Christopher Blöcker, Timotheus Kampik, Tobias Sundqvist
This repository (https://github.com/TimKam/wasp-cloud-course) contains documentation and example code for running matrix computations with Apache Spark in the cloud. The content was produced as part of the WASP Software Engineering and Cloud Computing Course 2019.
The problem to solve is scaling matrix computations with Apache Spark. Instead of just running them on a local machine, the computations are to be executed across several cloud instances to speed up execution time. To demonstrate the performance advantage of the cloud-based solution, any of the matrices that are available at https://sparse.tamu.edu/ and any of Spark's linear algebra methods can be picked. However, the choice of data set and methods should allow for a fruitful analysis.
To assess the performance of an Apache Spark cluster with different numbers of worker nodes for a linear algebra use case, we chose the following methods:
-
Singular value decomposition (SVD): pyspark.mllib.html#pyspark.mllib.linalg.distributed.RowMatrix.computeSVD;
-
Multiply: pyspark.mllib.linalg.distributed.RowMatrix.multiply
We picked the two methods, because we expect them to be commonly used in real-life scenarios.
We selected two approximately medium-sized data sets by sorting the available data sets at https://sparse.tamu.edu/ by number of non-zero entries. The exact data sets we selected are:
The Docker setup is based on the elyra/spark-py image and executes the analysis code you find at https://github.com/TimKam/wasp-cloud-course/blob/master/analysis.py.
We created a pool with 4 core nodes and gave the spark executors 8 GB memory.
We ran both operations on the aforementioned data sets on 1, 2, 3, and 4 (and 5 for data set 2) workers in Google Cloud.
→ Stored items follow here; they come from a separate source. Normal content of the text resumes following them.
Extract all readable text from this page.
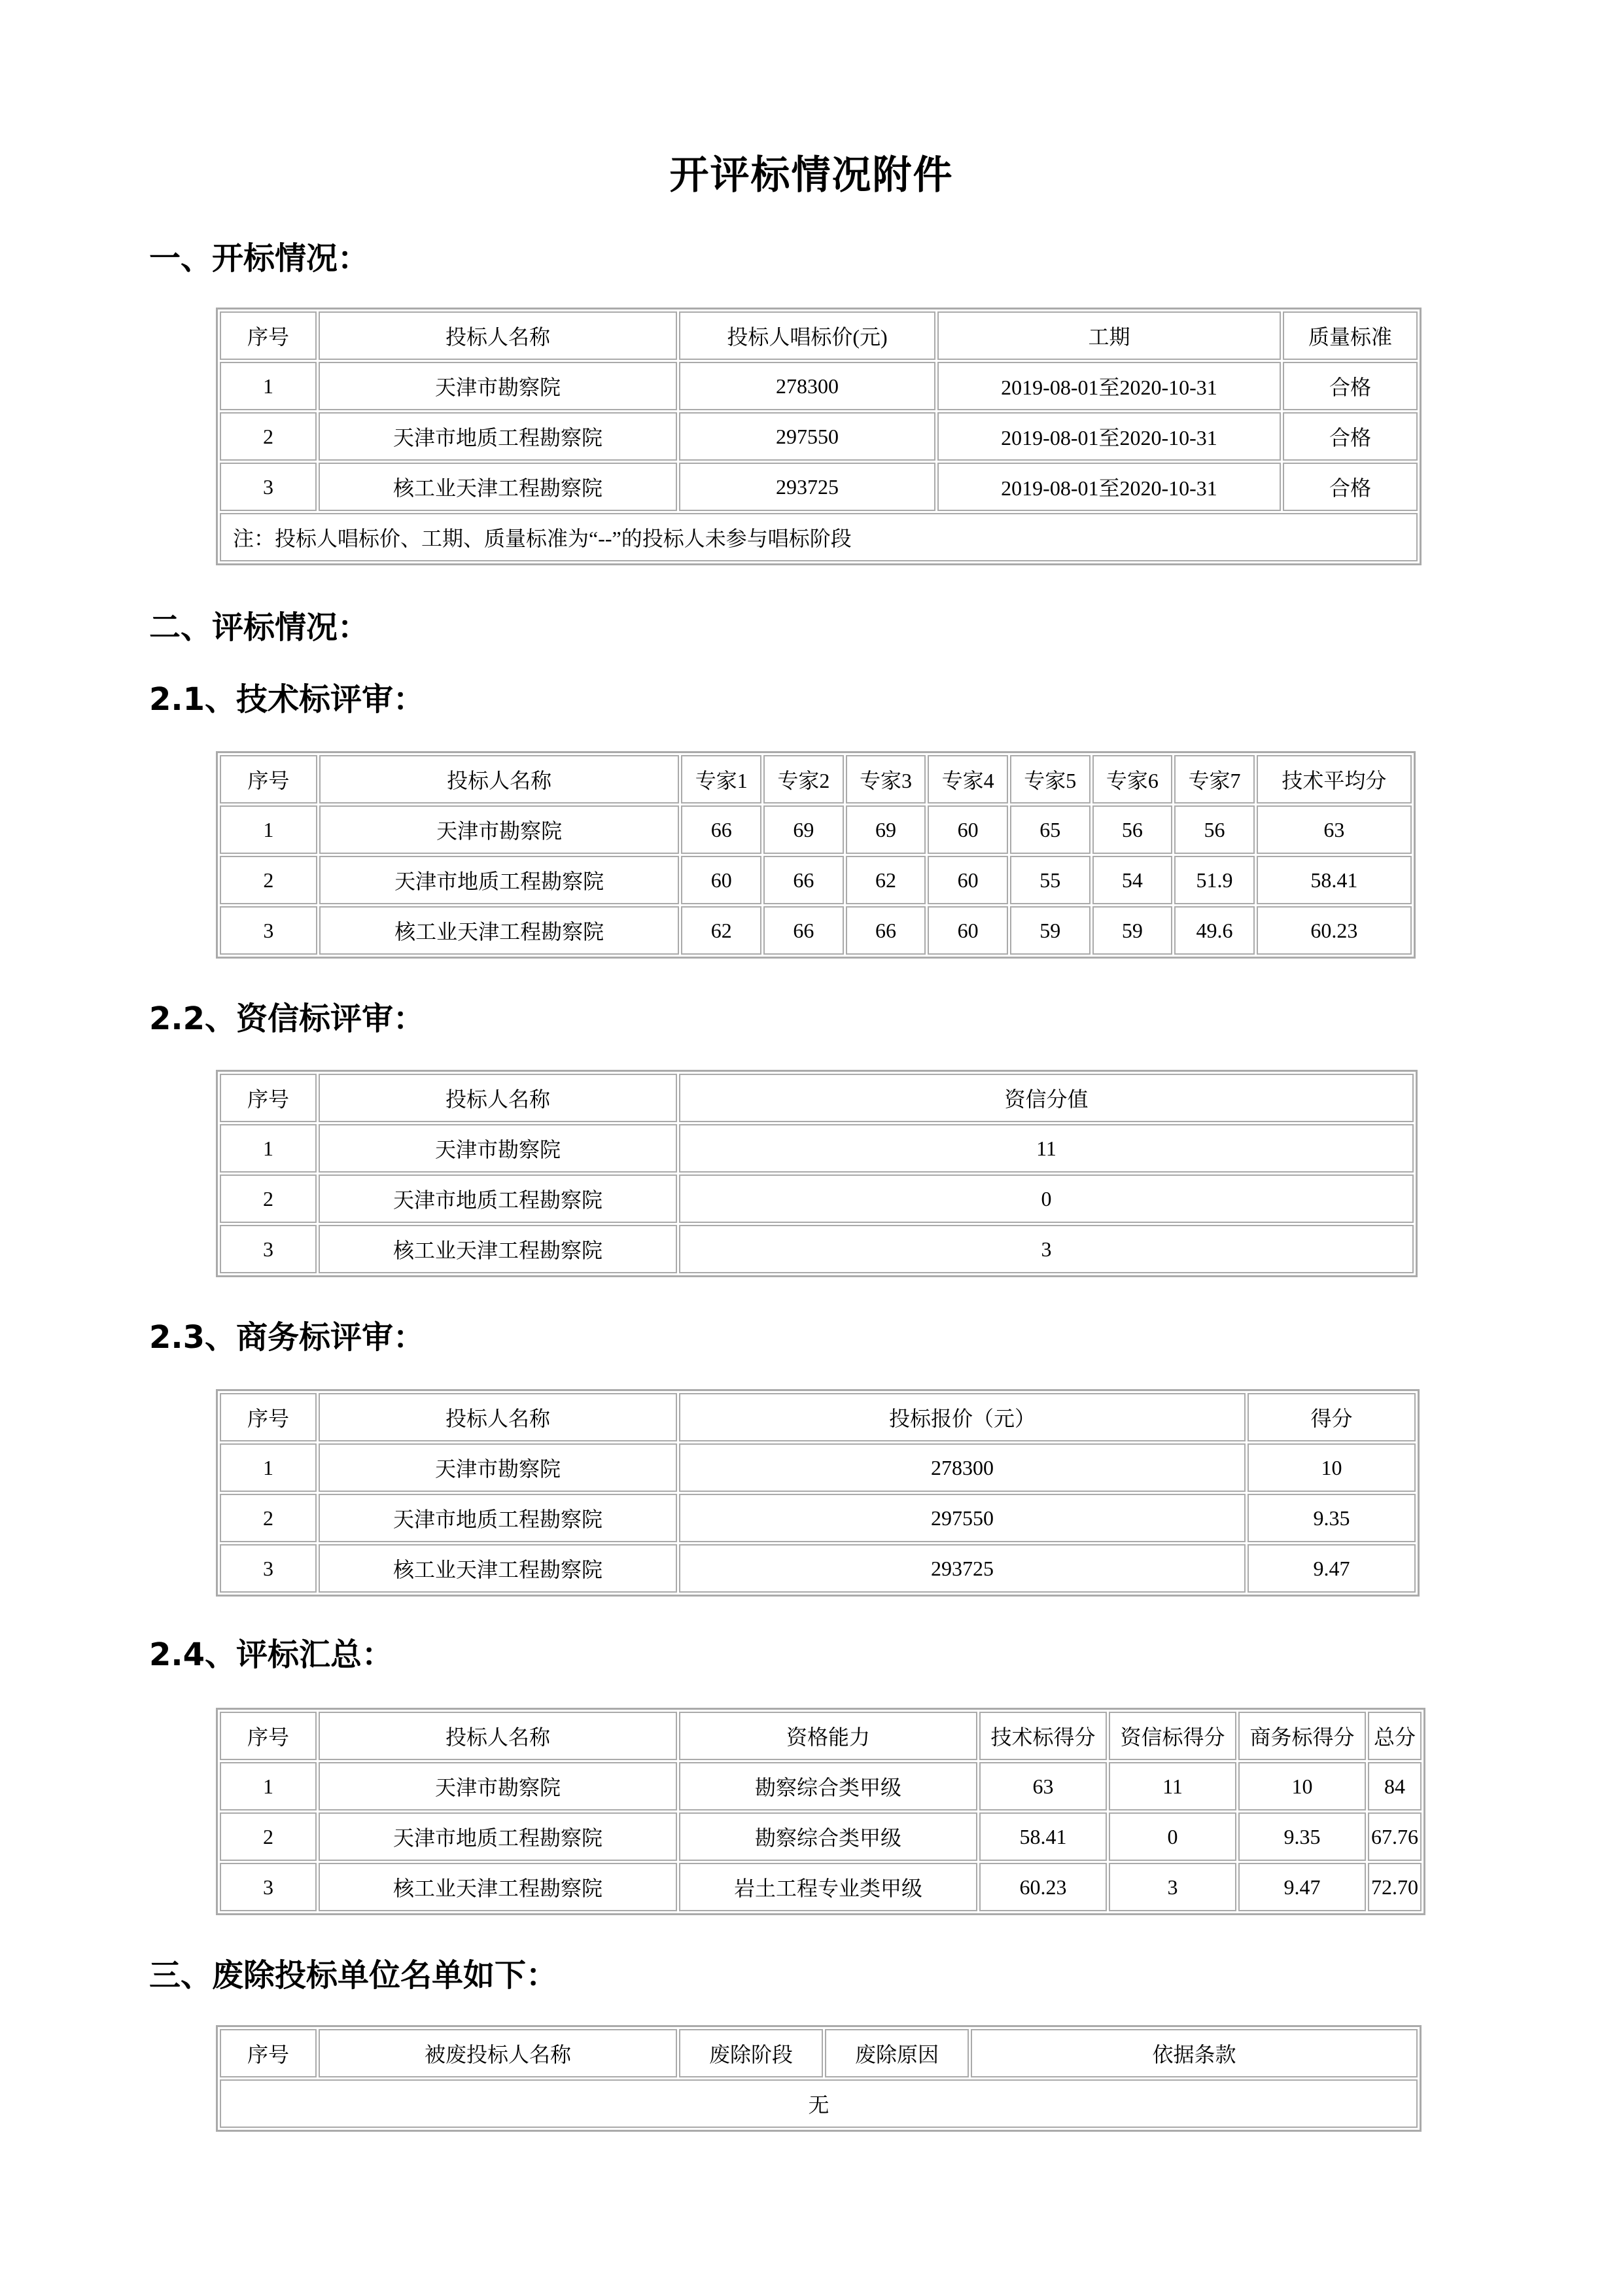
开评标情况附件
一、开标情况：
序号	投标人名称	投标人唱标价(元)	工期	质量标准
1	天津市勘察院	278300	2019-08-01至2020-10-31	合格
2	天津市地质工程勘察院	297550	2019-08-01至2020-10-31	合格
3	核工业天津工程勘察院	293725	2019-08-01至2020-10-31	合格
注：投标人唱标价、工期、质量标准为“--”的投标人未参与唱标阶段				
二、评标情况：
2.1、技术标评审：
序号	投标人名称	专家1	专家2	专家3	专家4	专家5	专家6	专家7	技术平均分
1	天津市勘察院	66	69	69	60	65	56	56	63
2	天津市地质工程勘察院	60	66	62	60	55	54	51.9	58.41
3	核工业天津工程勘察院	62	66	66	60	59	59	49.6	60.23
2.2、资信标评审：
序号	投标人名称	资信分值
1	天津市勘察院	11
2	天津市地质工程勘察院	0
3	核工业天津工程勘察院	3
2.3、商务标评审：
序号	投标人名称	投标报价（元）	得分
1	天津市勘察院	278300	10
2	天津市地质工程勘察院	297550	9.35
3	核工业天津工程勘察院	293725	9.47
2.4、评标汇总：
序号	投标人名称	资格能力	技术标得分	资信标得分	商务标得分	总分
1	天津市勘察院	勘察综合类甲级	63	11	10	84
2	天津市地质工程勘察院	勘察综合类甲级	58.41	0	9.35	67.76
3	核工业天津工程勘察院	岩土工程专业类甲级	60.23	3	9.47	72.70
三、废除投标单位名单如下：
序号	被废投标人名称	废除阶段	废除原因	依据条款
无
Below are our results, averaged over 10 runs each, for the data set at https://sparse.tamu.edu/PARSEC/Si87H76:
| 1 Worker | 2 Workers | 3 Workers | 4 Workers | |
|---|---|---|---|---|
| Multiply | 0.7329313039779664 s | 0.5070641040802002 s | 0.8104101181030273 s | 1.015389585494995 s |
| SVD | 8.090139007568359 s | 5.993102312088013 s | 6.0258043050765995 s | 6.112043023109436 s |
With the data set at https://sparse.tamu.edu/DIMACS10/delaunay_n18, we got the following results:
| 1 Worker | 2 Workers | 3 Workers | 4 Workers | 5 Workers | |
|---|---|---|---|---|---|
| Multiply | 2.4694278955459597 s | 1.6311752080917359 s | 2.05913450717926 s | 1.8936052083969117 s | 1.8766150951385498 s |
| SVD | 67.83026208877564 s | 40.50567228794098 s | 39.880996799468996 s | 41.2277055978775 s | 40.89326241016388 s |
As can be seen, both operations are fastest with 2 workers and loose speed with more workers, with the exception of data set 2, for which we receive a minor speed improvement (possibly within the margin of error) for 3 workers. We tried a third method (principal component analysis pyspark.mllib.linalg.distributed.RowMatrix.computePrincipalComponents) that would require too much memory when executed on the selected data set. We assume in most cases, memory is the bottleneck (Von Neumann bottleneck).